How to define port dynamically in proxy.conf.json or proxy.conf.js

I have angular4 application, and for development purposes i start it with npm run start with start defined as "start": "ng serve --proxy=proxy.conf.json". Also I have
{
"/api/**": {
"target": "http://localhost:8080/api/"
}
}
defined in proxy.conf.json.
Is there a way, to define port or whole url dynamically. Like npm run start --port=8099?
PS
http://localhost:8080/api/ is URL of my backend API.
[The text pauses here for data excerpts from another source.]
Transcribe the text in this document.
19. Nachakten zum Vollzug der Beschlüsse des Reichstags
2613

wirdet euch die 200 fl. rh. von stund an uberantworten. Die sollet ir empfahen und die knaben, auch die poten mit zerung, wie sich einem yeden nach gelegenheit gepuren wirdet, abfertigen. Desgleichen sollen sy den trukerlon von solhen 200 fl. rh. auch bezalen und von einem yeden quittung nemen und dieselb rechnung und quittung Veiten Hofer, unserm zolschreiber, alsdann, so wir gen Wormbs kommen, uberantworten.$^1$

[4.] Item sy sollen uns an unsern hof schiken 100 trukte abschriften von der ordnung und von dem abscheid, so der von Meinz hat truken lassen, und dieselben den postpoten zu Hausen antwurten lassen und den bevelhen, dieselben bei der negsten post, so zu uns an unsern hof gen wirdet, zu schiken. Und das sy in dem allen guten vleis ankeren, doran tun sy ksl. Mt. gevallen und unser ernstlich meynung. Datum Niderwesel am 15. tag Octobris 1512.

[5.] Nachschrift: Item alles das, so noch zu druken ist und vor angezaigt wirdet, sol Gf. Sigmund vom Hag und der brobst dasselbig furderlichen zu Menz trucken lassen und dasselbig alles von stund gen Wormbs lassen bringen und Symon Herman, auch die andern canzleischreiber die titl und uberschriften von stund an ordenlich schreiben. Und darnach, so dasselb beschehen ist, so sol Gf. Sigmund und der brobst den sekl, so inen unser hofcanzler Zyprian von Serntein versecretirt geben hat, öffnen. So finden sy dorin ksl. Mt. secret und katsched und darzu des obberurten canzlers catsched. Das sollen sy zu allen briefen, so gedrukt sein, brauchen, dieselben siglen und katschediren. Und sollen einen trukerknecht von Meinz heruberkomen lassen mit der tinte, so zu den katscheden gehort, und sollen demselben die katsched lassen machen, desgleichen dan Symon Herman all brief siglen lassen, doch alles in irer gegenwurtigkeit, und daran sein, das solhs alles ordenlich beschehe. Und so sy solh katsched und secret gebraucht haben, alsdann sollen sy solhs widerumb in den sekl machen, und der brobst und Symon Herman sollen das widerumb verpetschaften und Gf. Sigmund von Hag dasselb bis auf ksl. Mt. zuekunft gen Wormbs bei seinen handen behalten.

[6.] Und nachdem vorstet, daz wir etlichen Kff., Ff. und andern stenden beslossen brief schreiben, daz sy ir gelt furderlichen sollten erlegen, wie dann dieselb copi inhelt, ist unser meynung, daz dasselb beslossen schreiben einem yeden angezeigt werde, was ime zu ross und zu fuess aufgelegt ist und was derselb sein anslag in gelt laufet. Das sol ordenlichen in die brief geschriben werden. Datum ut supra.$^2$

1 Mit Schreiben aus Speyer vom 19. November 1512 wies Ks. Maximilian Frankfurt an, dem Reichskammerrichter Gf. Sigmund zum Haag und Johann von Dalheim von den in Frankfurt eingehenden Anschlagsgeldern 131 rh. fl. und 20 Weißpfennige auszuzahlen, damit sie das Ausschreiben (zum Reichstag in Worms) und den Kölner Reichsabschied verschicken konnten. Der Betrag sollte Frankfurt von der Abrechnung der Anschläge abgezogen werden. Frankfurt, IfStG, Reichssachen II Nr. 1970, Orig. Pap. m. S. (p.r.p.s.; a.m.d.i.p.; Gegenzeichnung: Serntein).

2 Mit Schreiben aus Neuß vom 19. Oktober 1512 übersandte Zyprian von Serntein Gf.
I also did not find way to interpolate .json file but you can use .js file
e.g.
proxy.conf.js
var process = require("process");
var BACKEND_PORT = process.env.BACKEND_PORT || 8080;
const PROXY_CONFIG = [
{
context: [
"/api/**"
],
target: "http://localhost:"+BACKEND_PORT+"/api/
},
];
module.exports = PROXY_CONFIG;
add new command to package.json (notice .js not .json)
"startOn8090": "BACKEND_PORT=8090 && ng serve --proxy=proxy.conf.js"
or simply set env variable in your shell script and call npm run-script start
In .angular.cli.json
....
"defaults": {
"serve": {
"port": 9000
}
}
....
makes the proxy available on port 9000 rather than the default 4200.